I know I’m cycling through the same four pictures, but for some reason, I’m not able to upload any new ones. Sorry!

There is a lot of bad stuff out there today, but the bad thing I dislike the most is this wretched take on the resurrection of Lazarus by Jesus:

https://twitter.com/ReformationCLT/status/1511308209729982475?s=20&t=qmtQNki_ff4iSQ9ey2GNiw

So, of course, it’s possible this person is trolling all Bible Readers everywhere, but it’s also possible that he really thinks that this is what the text is about. Either way, I just want to go on the record and say, as calmly as possible, that he’s wrong.
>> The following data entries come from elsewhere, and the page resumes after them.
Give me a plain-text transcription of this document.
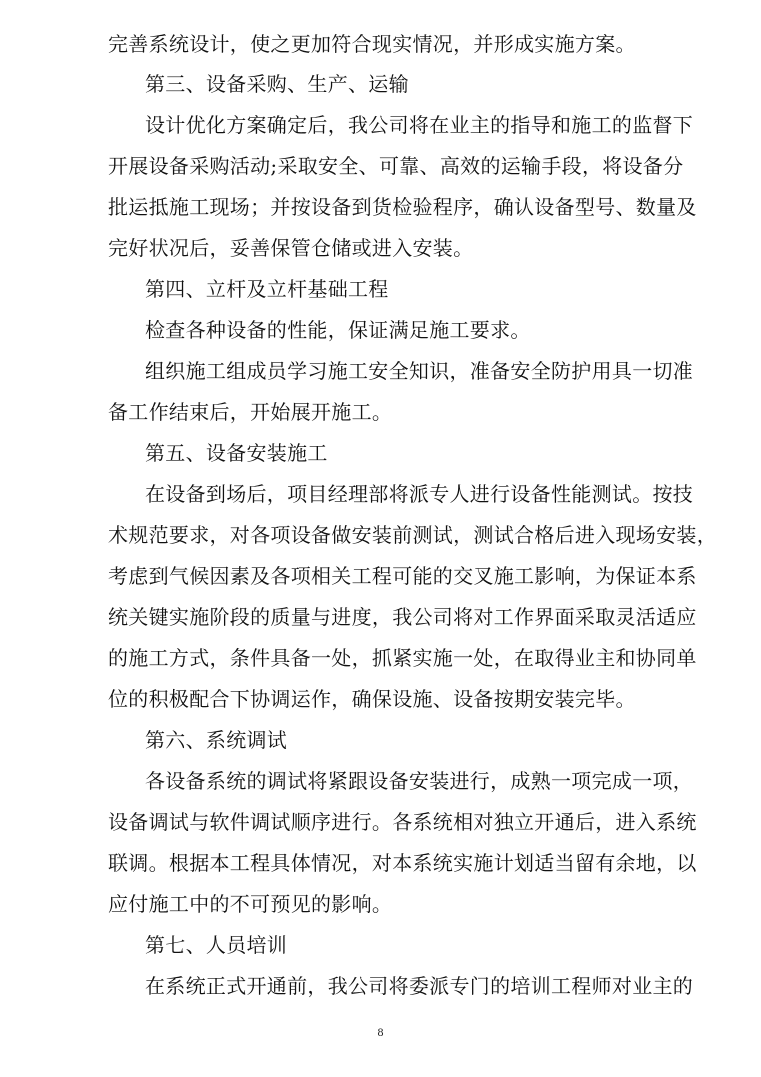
完善系统设计，使之更加符合现实情况，并形成实施方案。
第三、设备采购、生产、运输
设计优化方案确定后，我公司将在业主的指导和施工的监督下
开展设备采购活动;采取安全、可靠、高效的运输手段，将设备分
批运抵施工现场；并按设备到货检验程序，确认设备型号、数量及
完好状况后，妥善保管仓储或进入安装。
第四、立杆及立杆基础工程
检查各种设备的性能，保证满足施工要求。
组织施工组成员学习施工安全知识，准备安全防护用具一切准
备工作结束后，开始展开施工。
第五、设备安装施工
在设备到场后，项目经理部将派专人进行设备性能测试。按技
术规范要求，对各项设备做安装前测试，测试合格后进入现场安装，
考虑到气候因素及各项相关工程可能的交叉施工影响，为保证本系
统关键实施阶段的质量与进度，我公司将对工作界面采取灵活适应
的施工方式，条件具备一处，抓紧实施一处，在取得业主和协同单
位的积极配合下协调运作，确保设施、设备按期安装完毕。
第六、系统调试
各设备系统的调试将紧跟设备安装进行，成熟一项完成一项，
设备调试与软件调试顺序进行。各系统相对独立开通后，进入系统
联调。根据本工程具体情况，对本系统实施计划适当留有余地，以
应付施工中的不可预见的影响。
第七、人员培训
在系统正式开通前，我公司将委派专门的培训工程师对业主的
8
Jesus called Lazarus to come out of the tomb not because he was trying to enact a metaphor about the oppression of LGBT people who are stuck in the closet/tomb of cultural disapprobation, but because Lazarus was actually dead and Jesus raised him to actual life. Dead people, as most currently alive people know, are not able to stand up and walk out of their tombs, on account of being dead, and so what Jesus did there was remarkable, and a foretaste of his own coming resurrection.

The thing I don’t like about right now is that people don’t seem to care about death. Why this is is probably multi-faceted. If you don’t think any judgment comes after death, a reckoning that could be uncomfortable and lasting a long time, then you probably wouldn’t care about what happens when you breathed your last. But I think another reason you might not care is because you’re so spiritually nearsighted that you have forgotten that you yourself will die. The person in this video does not really believe that he himself will die. He thinks that what is going on right now is the only thing that matters. He so desires everyone to accept him and tell him he’s lovely now, that he is not able to wonder what God might think about him for eternity.

And that is the definition of utter, ruinous, death-dealing foolishness. God will not be mocked. Get off TikTok, sir, and beg God to apply the blood of his perfect sacrifice to you so that you can be forgiven of your sins and gain eternal life. In the spirit of Jesus, this kind of commitment to sin and death makes me weep, and to long ever more for the actual resurrection.